The book includes maps showing the entire biblical Land of Israel as belonging to the modern state of Israel. Though many contemporary maps used in Israel show the same, Israel’s own government has never formally recognized the West Bank as part of Israel.

Inspired by the account of Blackstone and Herzl, Weisz began a project that would eventually lead to the publication of “The Israel Bible.” He carefully read through all 24 books of the Tanakh, making note of every single mention of the Land of Israel. He ended up highlighting at least one verse on almost every page, and found hundreds of mentions of Jerusalem alone.

This was enough to convince Weisz to leave Columbus, Ohio in 2011, make aliyah and to establish Israel365 as a way to engage non-Jews in their biblically prescribed role in the ingathering of the exiles and the rebirth of Israel.

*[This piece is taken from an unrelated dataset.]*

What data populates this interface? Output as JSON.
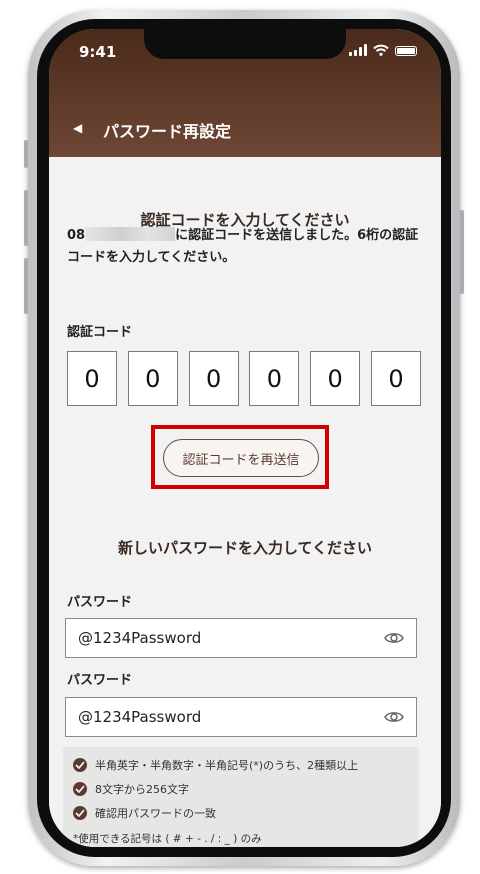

“I wasn’t necessarily looking to write a book for Christians. Our staff is Jewish and we wanted it to be authentic,” he said. “But it was important for it to speak in a universal way so that non-Jews could understand the references and nuances.”

Rev. David Swaggerty, senior pastor at Charisma Life Ministries in Whitehall, Ohio, recently toured Israel with a copy of  “The Israel Bible” in hand. “This is a necessity for the library of any student of the word of G-d,” Swaggerty said.

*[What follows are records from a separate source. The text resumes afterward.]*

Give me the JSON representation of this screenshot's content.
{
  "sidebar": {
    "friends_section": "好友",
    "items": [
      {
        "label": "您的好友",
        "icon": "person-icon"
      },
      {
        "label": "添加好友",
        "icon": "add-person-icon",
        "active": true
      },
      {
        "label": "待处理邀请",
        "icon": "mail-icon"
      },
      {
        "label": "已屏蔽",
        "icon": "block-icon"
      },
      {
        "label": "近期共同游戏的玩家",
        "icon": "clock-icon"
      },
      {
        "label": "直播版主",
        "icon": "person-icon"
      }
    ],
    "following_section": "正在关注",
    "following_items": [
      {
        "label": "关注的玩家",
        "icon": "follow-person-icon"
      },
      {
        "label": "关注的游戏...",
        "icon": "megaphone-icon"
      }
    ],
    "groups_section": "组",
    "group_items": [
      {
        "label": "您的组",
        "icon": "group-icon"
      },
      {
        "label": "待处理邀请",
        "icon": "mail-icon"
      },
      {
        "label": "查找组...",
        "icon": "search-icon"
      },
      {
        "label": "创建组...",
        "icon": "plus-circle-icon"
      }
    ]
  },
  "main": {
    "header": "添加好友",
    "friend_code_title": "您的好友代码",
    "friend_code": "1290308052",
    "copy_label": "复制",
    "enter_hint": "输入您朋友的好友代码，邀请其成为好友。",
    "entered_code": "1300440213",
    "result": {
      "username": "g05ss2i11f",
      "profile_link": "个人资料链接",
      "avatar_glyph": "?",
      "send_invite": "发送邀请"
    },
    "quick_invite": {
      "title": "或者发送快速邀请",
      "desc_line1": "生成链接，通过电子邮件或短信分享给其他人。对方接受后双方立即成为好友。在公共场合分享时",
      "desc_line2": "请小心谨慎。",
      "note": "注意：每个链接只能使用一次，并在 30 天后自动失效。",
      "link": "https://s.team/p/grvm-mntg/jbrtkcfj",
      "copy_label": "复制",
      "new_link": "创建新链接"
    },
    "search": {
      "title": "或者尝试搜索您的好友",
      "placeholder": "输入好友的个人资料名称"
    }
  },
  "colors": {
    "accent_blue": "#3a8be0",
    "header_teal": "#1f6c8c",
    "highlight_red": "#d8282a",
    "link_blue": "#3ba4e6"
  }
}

Swaggerty emphasized that most evangelicals already believe wholeheartedly that “G-d gave the Land of Israel to Abraham and his seed.”

“However, this Bible solidifies this for those who question. And the contemporary commentaries, like those of Netanyahu and [Jewish Agency Chairman Natan] Sharansky bring it up to date, showing that the prophecy is unfolding today and nothing can stop it,” Swaggerty said.

Rabbi Shomo Riskin, chief rabbi of Efrat and founder of the Center for Jewish-Christian Understanding and Cooperation, who contributed a foreword, views “The Israel Bible” as a tool to ensure biblical literacy among Jews.

Rabbi Riskin wrote, “If we are to truly enjoy the Land of Israel, it is incumbent upon us to continually study the Torah. ‘The Israel Bible’ provides us the lyrical content to express our joy in living in the Land that G-d calls holy.”